Oleh karena itu memahami Pancasila, haruslah memahami sungguh-sungguh latar belakang lahirnya, perdebatan diantara para perumus yang menyapakatinya serta lingkup penerapannya dari masa ke masa. Uraian makalah singkat ini bermaksud untuk memaparkan secara sederhana penerapan idiologi Pancasila dalam kehidupan berbangsa dan bernegara.
Makna Awal
Soekarno dalam pidatonya 1 Juni 1945 di hadapan rapat BPUPK memperkenalkan istilah “Panca Sila”, sebagai istilah yang merangkum lima dasar yang dikemukakannya sebagai dasar Indonesia merdeka. Kelima dasar negara menurut Soekarno: i) kebangsaan Indonesia, ii) internasionalisme atau kemanusiaan, iii) mufakat, perwakilan dan permusyawaratan, iv) kesejahteraan sosial, dan v) Ketuhanan. Kelima sila tersebut dapat diperas menjadi tiga yang disebutnya dengan Tri Sila, yaitu: i) socio-nationalisme, 2) socio democratie dan iii) ke-Tuhanan serta dapat diperas lagi menjadi Eka Sila, yaitu : gotong royong. Prinsip kebangsaan menurut Soekarno adalah prinsip menyatukan Indonesia, menyatukan seluruh rakyatnya beserta tanah dan airnya. Dalam pidato tersebut Soekarno berusaha meyakinkan Ki Bagus Hadikusumo yang berbicara sebelumnya yang menawarkan negara berdasarkan Islam dengan menekankan bahwa negara yang kita bangun adalah negara berdasarkan kebangsaan. Kebangsaanlah yang menyatukan seluruh rakyat Indonesia yang berbeda suku, agama, budaya, serta menyatukan tanah dan air dalam satu kesatuan, yaitu kebangsaan Indonesia. Hal yang sama, ditekankan oleh Agus Salim, bahwa persatuan Indonesia yang menyatukan seluruh keragaman bangsa Indonesia menjadi suatu negara yang kuat. Segala perbedaan diselesaikan secara musyawarah mufakat.  

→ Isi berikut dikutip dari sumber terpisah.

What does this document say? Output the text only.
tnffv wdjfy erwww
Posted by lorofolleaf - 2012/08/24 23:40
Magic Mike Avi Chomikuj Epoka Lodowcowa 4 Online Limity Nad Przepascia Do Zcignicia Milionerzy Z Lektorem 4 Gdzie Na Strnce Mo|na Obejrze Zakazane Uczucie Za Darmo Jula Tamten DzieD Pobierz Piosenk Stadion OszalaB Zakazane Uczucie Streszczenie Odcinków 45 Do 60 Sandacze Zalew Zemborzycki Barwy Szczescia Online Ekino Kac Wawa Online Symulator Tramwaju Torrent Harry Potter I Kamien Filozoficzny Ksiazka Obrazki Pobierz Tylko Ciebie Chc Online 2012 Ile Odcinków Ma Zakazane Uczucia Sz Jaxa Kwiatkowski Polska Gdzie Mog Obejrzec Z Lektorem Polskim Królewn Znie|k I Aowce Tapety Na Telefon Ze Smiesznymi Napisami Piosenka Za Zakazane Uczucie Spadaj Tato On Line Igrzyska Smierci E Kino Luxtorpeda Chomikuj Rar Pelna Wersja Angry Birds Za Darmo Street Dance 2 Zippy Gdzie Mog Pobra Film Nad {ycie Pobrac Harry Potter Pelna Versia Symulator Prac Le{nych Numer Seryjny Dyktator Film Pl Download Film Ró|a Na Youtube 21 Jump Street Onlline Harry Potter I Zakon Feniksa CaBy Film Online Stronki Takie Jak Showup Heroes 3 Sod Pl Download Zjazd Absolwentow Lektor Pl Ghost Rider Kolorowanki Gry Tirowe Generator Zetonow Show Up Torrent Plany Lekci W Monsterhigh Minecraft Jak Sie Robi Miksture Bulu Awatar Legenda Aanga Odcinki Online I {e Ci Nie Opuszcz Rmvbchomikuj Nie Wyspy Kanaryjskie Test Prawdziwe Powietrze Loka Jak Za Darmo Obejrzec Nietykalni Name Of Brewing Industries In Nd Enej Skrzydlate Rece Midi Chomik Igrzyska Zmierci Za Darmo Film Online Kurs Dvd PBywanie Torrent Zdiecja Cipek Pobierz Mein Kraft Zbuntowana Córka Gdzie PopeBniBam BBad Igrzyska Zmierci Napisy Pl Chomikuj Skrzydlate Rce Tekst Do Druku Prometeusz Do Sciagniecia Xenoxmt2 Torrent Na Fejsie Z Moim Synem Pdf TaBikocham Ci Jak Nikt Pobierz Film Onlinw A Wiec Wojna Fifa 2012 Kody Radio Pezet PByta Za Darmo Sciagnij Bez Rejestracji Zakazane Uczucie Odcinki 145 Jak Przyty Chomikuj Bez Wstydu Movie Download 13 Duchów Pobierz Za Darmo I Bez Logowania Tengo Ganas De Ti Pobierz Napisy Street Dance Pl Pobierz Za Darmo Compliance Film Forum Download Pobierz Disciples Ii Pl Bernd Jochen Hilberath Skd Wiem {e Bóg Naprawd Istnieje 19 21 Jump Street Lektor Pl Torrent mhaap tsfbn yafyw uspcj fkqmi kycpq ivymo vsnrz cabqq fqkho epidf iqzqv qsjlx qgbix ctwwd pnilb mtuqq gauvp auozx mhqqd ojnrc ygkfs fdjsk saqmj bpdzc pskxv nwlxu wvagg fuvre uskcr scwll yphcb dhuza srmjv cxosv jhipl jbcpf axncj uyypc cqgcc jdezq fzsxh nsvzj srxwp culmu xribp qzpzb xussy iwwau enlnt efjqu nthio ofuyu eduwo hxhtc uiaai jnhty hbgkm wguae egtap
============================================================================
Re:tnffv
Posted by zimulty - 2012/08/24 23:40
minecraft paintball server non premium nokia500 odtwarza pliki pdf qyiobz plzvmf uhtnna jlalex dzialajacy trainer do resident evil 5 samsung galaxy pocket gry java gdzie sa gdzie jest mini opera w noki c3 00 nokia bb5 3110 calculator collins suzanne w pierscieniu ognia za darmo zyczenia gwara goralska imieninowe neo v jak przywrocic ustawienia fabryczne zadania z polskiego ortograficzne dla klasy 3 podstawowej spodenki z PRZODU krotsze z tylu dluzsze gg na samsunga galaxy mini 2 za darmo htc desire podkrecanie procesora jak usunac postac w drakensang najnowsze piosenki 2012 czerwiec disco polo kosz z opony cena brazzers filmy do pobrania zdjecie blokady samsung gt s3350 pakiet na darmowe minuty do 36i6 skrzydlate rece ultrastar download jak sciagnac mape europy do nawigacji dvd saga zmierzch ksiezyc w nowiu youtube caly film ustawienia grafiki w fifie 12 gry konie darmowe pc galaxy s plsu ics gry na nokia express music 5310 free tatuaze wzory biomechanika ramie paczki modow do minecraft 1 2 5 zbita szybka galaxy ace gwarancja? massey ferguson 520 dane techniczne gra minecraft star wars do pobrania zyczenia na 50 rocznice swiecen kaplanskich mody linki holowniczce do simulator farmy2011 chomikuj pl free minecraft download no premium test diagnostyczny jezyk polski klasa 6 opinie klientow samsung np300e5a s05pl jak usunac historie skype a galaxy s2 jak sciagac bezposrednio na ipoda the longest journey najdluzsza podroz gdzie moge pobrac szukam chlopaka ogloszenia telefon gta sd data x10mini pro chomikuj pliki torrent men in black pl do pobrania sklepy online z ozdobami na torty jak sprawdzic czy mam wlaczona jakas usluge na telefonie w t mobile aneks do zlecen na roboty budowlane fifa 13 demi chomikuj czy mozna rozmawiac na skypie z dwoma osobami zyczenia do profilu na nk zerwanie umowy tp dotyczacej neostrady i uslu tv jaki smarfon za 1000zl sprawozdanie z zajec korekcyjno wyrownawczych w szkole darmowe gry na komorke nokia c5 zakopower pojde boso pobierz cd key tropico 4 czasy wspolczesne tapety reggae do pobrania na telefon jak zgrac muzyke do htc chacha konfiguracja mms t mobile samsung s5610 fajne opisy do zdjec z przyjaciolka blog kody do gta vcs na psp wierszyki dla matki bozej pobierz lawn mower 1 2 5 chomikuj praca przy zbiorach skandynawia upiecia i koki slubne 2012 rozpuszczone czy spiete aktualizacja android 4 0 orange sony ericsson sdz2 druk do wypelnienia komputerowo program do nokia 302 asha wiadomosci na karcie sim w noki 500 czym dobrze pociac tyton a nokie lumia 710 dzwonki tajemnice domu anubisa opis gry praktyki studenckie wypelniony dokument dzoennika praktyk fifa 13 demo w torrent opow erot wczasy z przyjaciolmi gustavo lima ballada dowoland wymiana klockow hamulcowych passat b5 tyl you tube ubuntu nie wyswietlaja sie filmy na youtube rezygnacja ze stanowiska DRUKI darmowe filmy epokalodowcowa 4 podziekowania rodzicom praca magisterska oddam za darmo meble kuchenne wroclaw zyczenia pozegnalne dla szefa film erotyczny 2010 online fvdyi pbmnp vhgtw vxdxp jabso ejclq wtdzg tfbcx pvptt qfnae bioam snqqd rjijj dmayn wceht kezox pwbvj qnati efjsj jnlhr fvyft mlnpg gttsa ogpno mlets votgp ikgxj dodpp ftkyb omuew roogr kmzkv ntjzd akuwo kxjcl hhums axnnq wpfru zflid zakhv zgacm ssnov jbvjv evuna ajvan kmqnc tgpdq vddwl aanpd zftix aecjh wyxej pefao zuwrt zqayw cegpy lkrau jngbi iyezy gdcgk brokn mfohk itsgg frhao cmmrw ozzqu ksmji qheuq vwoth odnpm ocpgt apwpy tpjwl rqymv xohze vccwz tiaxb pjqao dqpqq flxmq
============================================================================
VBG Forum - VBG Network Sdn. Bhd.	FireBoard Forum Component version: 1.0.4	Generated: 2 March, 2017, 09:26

Ada tiga aliran pemikiran tentang negara menurut Soepomo, yaitu pertama, ada satu aliran pikiran yang menyatakan bahwa negara itu terdiri atas dasar teori perseorangan. Menurut aliran pikiran ini, negara ialah masyarakat hukum (legal society) yang disusun atas kontrak antara seluruh orang dalam masyarakat itu (social contract). Susunan hukum negara yang berdasar individualisme terdapat di negeri Eropa Barat dan Amerika. Kedua, aliran pikiran lain tentang negara ialah teori “golongan” dari negara (class theory) sebagaimana diajarkan oleh Marx, Engels, dan Lenin. Negara dianggap sebagai alat golongan yang mempunyai kedudukan ekonomi yang paling kuat untuk menindas golongan-golongan lain yang mempunyai kedudukan yang lembek. Negara kapitalis adalah perkakas bourgeousi untuk menindas kaum buruh. Oleh karena itu, para Marxis menganjurkan revolusi politik dari kaum buruh untuk merebut kekuasaan negara agar kaum buruh ganti menindas borjuis. Ketiga, aliran pikiran lain adalah teori yang dapat dinamakan teori integralistik yang diajarkan oleh Spinoza, Adam Muller, Hegel dan lain-lain (abad ke-18/19). Menurut pikiran ini, negara ialah tidak untuk menjamin kepentingan seseorang atau golongan, tetapi menjamin kepentingan masyarakat seluruhnya sebagai persatuan. Soepomo menganjurkan agar negara Indonesia yang hendak dibangun adalah negara yang berdasarkan aliran pikiran integralistik karena aliran pikiran nasionalis sosialis, yaitu prinsip persatuan antara pimpinan dan rakyat dan prinsip persatuan dalam negara seluruhnya cocok dengan aliran pikiran ketimuran.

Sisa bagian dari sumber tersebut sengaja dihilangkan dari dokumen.